Now obviously you can't just administer Ecstasy to Parkinson's patients so Matt is trying to make Ecstasy analogues retaining the beneficial effects without the neurotoxic and psychoactive side-effects. The synthesis of the MDMA analogues isn't particularly interesting (see above). Short and simple giving him rapid access to a whole bunch of analogues. The best of luck to Matt on his Ecstasy project. To be continued....D!

5 comments:

Anonymous said...

Hey Dan, I think the ecstasy was alleviating the side effects of long term use of the drugs usually used to control Parkinson's. Definitely an excellent talk and a good demonstration of an exciting applied project.

Daniel Sejer said...

Yes that's right the side effects of L-DOPA long term use are suppressed by Ecstasy.

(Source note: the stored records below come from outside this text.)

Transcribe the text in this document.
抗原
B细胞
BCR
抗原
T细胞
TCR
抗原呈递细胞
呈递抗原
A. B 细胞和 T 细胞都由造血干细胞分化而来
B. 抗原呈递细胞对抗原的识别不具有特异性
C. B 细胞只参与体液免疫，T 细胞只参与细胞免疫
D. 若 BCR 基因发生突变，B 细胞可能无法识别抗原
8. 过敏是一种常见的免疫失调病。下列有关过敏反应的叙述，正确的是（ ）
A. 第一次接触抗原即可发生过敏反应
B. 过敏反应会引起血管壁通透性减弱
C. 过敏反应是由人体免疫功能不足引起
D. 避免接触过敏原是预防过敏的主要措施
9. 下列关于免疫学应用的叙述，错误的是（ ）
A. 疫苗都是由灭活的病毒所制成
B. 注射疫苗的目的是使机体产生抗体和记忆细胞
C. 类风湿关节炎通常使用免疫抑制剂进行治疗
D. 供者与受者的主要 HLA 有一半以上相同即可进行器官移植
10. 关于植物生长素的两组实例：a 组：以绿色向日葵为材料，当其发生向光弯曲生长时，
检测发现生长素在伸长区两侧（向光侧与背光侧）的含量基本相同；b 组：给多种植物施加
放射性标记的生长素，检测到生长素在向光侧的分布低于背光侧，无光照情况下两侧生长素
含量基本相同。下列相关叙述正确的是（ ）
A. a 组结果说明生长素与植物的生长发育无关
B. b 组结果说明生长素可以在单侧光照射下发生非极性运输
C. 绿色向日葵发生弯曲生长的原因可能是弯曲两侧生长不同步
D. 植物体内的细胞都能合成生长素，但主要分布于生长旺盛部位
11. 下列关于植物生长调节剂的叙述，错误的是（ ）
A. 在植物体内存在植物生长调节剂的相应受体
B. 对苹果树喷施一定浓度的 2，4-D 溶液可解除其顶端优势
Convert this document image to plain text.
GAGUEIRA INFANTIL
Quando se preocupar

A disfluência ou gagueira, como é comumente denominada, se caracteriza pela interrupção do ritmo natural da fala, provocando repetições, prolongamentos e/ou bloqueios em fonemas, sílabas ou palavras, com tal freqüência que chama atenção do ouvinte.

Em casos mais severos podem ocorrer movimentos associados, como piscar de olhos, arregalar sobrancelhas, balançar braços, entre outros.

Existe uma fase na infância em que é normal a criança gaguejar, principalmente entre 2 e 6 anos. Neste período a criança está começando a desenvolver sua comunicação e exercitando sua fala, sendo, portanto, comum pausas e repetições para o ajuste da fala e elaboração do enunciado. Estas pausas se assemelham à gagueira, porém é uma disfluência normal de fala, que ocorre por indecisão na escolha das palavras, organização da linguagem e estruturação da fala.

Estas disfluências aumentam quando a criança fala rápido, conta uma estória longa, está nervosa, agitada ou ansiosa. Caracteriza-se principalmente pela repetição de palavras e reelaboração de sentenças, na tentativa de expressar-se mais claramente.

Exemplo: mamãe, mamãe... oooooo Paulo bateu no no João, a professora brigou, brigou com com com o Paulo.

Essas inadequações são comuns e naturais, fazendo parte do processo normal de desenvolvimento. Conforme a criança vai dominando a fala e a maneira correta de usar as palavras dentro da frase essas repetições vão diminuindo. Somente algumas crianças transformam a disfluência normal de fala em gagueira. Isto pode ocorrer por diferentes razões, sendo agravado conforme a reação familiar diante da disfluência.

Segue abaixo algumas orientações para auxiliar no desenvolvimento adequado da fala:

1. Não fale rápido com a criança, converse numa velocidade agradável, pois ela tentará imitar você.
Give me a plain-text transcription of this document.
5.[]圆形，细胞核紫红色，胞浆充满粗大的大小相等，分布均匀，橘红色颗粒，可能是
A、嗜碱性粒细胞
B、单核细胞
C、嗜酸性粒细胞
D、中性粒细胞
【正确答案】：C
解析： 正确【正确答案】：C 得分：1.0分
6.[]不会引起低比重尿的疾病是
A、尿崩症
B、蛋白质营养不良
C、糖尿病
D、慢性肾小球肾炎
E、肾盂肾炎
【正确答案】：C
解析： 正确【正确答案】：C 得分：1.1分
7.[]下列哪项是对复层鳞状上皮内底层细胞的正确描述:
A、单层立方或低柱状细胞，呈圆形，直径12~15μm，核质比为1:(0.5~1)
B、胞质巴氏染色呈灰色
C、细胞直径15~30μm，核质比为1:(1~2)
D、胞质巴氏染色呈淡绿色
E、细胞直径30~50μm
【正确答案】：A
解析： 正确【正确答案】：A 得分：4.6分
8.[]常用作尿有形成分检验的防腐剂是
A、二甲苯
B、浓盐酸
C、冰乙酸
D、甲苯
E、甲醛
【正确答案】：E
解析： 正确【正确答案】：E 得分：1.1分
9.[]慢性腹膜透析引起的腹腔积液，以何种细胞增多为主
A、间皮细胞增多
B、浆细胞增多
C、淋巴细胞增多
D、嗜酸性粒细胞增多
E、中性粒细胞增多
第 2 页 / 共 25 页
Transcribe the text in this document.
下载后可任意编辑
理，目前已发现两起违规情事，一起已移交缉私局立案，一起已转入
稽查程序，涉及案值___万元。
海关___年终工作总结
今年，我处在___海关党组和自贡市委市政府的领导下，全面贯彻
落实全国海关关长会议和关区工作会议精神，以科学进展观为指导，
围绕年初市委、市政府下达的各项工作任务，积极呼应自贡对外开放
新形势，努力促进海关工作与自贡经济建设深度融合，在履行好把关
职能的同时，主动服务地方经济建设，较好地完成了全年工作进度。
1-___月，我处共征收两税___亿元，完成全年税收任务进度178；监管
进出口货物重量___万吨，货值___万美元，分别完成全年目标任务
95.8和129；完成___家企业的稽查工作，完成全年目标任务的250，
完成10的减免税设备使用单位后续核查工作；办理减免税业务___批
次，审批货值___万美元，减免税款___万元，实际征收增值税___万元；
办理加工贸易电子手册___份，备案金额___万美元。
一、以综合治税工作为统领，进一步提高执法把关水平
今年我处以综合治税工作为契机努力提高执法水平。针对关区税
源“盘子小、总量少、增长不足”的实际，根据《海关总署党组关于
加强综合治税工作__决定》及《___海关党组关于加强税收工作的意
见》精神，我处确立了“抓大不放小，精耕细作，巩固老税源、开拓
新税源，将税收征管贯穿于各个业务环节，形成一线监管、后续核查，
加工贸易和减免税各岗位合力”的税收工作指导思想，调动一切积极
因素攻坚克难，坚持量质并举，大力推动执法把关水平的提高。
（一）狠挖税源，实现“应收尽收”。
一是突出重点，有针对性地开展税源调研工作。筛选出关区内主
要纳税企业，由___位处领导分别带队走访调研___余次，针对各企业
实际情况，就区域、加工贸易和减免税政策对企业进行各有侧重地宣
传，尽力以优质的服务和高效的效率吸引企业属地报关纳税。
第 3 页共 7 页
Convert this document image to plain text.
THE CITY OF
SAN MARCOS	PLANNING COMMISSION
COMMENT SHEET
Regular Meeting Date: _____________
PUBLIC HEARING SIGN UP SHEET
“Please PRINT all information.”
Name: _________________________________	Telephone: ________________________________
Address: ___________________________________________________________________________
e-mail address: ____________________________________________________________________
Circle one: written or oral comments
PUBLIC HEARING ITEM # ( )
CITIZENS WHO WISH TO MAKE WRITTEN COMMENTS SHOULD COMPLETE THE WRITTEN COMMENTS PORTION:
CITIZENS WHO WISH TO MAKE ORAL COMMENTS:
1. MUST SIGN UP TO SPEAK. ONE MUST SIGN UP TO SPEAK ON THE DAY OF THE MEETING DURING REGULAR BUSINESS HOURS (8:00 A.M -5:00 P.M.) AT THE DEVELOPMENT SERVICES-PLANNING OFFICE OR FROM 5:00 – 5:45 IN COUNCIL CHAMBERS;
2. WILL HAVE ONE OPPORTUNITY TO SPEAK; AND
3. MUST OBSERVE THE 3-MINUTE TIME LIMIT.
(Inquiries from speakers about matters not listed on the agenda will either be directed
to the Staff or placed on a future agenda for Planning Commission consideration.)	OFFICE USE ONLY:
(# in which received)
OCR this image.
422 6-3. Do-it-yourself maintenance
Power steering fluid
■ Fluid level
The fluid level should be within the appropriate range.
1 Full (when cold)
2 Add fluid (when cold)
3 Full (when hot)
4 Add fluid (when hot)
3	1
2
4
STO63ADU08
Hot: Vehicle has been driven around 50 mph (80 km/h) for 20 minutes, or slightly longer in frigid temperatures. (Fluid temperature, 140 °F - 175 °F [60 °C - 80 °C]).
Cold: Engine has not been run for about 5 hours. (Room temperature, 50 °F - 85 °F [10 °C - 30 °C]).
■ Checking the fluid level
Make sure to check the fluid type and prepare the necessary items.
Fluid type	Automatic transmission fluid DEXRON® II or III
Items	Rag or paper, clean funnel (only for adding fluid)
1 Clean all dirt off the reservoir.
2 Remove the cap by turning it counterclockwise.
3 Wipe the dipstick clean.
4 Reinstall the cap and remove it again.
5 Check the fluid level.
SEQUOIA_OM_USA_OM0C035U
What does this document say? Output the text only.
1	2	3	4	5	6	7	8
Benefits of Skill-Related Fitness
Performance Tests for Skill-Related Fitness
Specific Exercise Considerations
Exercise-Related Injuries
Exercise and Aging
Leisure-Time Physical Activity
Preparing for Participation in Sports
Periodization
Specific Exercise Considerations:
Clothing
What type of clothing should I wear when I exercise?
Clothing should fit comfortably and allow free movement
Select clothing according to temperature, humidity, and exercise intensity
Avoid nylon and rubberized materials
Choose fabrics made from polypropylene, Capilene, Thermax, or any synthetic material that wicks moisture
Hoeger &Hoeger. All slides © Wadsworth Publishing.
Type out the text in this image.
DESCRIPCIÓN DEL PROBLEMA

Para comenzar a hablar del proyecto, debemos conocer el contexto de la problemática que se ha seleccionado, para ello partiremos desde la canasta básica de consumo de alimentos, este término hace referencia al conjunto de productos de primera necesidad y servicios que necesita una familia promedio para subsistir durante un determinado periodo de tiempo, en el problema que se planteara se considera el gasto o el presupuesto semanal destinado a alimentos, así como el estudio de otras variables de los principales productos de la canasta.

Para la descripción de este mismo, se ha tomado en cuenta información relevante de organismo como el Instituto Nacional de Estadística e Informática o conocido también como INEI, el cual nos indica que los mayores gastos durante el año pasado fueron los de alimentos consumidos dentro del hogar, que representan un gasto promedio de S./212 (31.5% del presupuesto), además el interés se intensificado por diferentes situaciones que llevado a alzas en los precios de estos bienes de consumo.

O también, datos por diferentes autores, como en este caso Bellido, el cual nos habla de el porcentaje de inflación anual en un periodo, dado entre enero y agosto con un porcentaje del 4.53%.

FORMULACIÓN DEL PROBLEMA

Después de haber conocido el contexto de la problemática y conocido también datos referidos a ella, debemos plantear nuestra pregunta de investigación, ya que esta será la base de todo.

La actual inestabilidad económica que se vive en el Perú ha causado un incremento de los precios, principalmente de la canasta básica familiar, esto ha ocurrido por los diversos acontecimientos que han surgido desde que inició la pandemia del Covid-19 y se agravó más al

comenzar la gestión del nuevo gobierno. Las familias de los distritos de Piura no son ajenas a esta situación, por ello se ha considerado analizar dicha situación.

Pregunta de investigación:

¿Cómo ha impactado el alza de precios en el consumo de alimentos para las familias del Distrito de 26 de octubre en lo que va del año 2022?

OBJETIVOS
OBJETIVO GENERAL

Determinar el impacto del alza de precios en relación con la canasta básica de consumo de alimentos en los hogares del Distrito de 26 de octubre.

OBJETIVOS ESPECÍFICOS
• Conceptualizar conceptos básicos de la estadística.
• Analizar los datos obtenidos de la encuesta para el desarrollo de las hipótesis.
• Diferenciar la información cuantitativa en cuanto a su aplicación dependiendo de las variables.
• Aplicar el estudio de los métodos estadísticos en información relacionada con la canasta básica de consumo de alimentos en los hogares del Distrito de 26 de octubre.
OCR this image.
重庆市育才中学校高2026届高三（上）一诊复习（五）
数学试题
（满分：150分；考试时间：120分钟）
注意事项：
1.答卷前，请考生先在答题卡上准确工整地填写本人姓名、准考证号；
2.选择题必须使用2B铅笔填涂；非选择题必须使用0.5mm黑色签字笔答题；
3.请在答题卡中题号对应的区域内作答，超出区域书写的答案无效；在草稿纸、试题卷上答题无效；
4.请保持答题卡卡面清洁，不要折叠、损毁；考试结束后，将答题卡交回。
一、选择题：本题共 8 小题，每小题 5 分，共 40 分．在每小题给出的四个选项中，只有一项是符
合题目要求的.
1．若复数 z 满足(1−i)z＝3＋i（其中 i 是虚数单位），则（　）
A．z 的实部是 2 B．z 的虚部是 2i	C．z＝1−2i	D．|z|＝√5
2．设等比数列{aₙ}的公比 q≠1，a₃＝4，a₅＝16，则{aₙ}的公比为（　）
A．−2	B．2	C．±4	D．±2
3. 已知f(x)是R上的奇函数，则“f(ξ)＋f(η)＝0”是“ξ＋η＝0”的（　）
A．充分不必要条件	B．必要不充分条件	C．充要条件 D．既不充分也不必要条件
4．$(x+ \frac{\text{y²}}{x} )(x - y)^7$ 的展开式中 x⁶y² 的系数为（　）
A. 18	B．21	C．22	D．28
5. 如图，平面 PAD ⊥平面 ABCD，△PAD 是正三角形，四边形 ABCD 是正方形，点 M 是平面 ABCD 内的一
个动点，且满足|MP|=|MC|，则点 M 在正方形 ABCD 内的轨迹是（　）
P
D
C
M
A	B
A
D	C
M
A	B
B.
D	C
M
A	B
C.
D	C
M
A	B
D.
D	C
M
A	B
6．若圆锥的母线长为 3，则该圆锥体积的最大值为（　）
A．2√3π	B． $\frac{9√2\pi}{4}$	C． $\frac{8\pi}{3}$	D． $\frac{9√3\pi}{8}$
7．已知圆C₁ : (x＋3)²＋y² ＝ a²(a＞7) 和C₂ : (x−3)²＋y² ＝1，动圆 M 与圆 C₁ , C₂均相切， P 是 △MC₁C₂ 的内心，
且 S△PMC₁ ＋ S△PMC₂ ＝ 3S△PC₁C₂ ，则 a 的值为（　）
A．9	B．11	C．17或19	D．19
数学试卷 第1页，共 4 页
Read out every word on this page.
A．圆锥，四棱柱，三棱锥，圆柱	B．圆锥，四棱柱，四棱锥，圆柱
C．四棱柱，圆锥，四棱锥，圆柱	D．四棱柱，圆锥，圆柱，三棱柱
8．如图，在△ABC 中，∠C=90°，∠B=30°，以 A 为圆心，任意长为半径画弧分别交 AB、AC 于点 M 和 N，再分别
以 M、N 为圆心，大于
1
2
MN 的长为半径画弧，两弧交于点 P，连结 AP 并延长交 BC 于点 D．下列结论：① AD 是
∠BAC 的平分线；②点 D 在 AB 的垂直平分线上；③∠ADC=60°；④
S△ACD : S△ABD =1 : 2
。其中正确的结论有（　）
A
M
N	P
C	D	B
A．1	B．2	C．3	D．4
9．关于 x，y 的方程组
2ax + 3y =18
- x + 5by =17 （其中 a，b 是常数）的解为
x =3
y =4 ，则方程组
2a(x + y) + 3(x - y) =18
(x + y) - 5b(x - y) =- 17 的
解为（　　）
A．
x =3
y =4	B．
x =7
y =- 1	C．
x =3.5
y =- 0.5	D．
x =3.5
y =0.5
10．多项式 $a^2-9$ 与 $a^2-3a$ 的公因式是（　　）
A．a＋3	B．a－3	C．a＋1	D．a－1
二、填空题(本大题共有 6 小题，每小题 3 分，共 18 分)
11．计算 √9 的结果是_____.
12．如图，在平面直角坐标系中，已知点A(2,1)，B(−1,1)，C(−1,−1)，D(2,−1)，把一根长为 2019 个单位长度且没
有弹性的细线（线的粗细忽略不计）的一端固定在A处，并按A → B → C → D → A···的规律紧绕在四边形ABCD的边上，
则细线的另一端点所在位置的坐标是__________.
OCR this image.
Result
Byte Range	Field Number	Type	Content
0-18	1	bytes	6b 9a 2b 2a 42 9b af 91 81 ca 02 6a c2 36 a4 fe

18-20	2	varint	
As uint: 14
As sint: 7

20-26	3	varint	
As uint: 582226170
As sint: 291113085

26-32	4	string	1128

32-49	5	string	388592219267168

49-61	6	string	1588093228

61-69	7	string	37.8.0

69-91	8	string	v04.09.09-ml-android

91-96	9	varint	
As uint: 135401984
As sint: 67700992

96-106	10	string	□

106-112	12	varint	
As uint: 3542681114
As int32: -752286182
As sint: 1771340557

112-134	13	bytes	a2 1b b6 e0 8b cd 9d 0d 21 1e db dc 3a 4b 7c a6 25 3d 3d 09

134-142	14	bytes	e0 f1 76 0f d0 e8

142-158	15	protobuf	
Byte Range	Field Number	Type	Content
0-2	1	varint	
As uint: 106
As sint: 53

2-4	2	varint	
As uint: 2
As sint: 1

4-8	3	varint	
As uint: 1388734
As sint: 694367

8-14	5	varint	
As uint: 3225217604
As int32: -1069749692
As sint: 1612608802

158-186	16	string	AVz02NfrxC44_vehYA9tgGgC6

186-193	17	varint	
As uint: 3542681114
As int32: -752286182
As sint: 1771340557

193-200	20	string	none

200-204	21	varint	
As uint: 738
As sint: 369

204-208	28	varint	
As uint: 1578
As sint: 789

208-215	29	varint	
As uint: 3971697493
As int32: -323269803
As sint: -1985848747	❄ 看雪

Yeah I guess that isn't clear from the way I've written it. Thanks for that comment. D!

Anonymous said...

Hey Daniel, thanks for the shout-out. wow, I made it to the blogosphere - live the dream!

cheers.

Anonymous said...

interesting post on tenderbutton about L-Dopa (quite a similar structure to MDMA) and MPPP (street heroin, the reverse ester of demerol) and how a byproduct of the bathtub synthesis of MPPP can lead to a MPTP byproduct, which mimics the effects of parkinson's, and is now used in Parkinson's studies...look up MPTP on wikipedia for the story...

Anonymous said...

The Ando protocol works even better with o-substituted phenol esters. Also, excess sodium (NaH/NaI) helps.